With indecent haste the volcano goes nuclear and sets off special effects of literary pathetic proportions. There is a massive tsunami which involves some extras getting a bucket of water thrown over them and an earthquake that puts a medium sized gash in the road. Of course this is a disaster movie so that vital staple, panicky idiots, hove into view and storm the helicopter in a laugh a moment scene that eventually sees a poor model give up its life.

This volcano has attitude though and soon it is raining fireballs down on the hotel - not much of a neighbour but what a critic! It has good aim though and gets a direct hit on Tom Conti, sorry Borgnine. He spends the rest of the film swathed in bandages so he may have sneaked off set early, having bribed someone to take his place.

With chaos all around Newman takes charge. He tells the folk in the fancy hotel that they’ll need to move but gets shouted down due to his lack of success in keeping his oil workers safe - which is fair enough really. Newman manages to get a few of the principals to go with him on a perilous mission to cross the island to safety via a large and unconvincing studio set. Safety beckons just over a rickety bridge but who will survive? And when it is down to a single beam will all hope be lost or does anyone have a special talent that may come in handy? Especially if there is a finely crafted and balanced pole nearby…

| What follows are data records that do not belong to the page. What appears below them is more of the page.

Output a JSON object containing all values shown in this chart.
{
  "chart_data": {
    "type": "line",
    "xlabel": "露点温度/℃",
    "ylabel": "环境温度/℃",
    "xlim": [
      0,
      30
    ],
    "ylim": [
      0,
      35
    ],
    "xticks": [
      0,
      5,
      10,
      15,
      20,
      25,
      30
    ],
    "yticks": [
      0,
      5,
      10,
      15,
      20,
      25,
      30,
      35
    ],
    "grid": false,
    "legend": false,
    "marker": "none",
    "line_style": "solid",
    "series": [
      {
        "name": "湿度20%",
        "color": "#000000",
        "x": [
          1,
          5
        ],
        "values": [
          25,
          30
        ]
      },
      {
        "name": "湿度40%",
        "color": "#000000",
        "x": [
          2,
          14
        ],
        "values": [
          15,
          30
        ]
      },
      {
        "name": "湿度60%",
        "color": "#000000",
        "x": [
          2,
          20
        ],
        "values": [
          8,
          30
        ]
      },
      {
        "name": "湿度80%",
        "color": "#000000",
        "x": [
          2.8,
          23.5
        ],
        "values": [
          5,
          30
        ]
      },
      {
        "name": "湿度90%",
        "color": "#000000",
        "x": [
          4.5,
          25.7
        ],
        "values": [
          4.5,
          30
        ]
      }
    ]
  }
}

This film was so relentlessly rubbish that I actually quite enjoyed it. It was so by the numbers the must have crossed out ‘boat’ and ‘building’ on their one script and stuck in ‘volcano’ instead. Why the hotel guests never went with the ‘A’ list star beggared belief. That said their final fate was worth the admission price alone!

Newman looked embarrassed throughout and did nothing to get us involved with his character. He was a reckless love cheat and a poor negotiator and to top it all was wearing large Cuban heels. The rest of the cast were as bad with pass marks being awarded to no one apart from the hotel guests who bravely tried to leave the film in the helicopter.

The special effects were dreadful with a science fair volcano occasionally spouting some smoke the height of the pyrotechnics. They did invest a lot in the bridge which served in the interminable finale. For some reason the thick planks kept snapping despite no sign of fire of singeing on them - must be those dramatic licence planks we’ve all heard about. It was however a highlight when the tight rope walker stepped up, but only after a few bit parts took a dive into the lava below.

I hadn’t heard of this film until it turned up in one of my ‘W’ trawls and rightfully so - it was poorly made, had terrible acting and was only a couple of gags short of beating ‘Airplane!’ to the punch.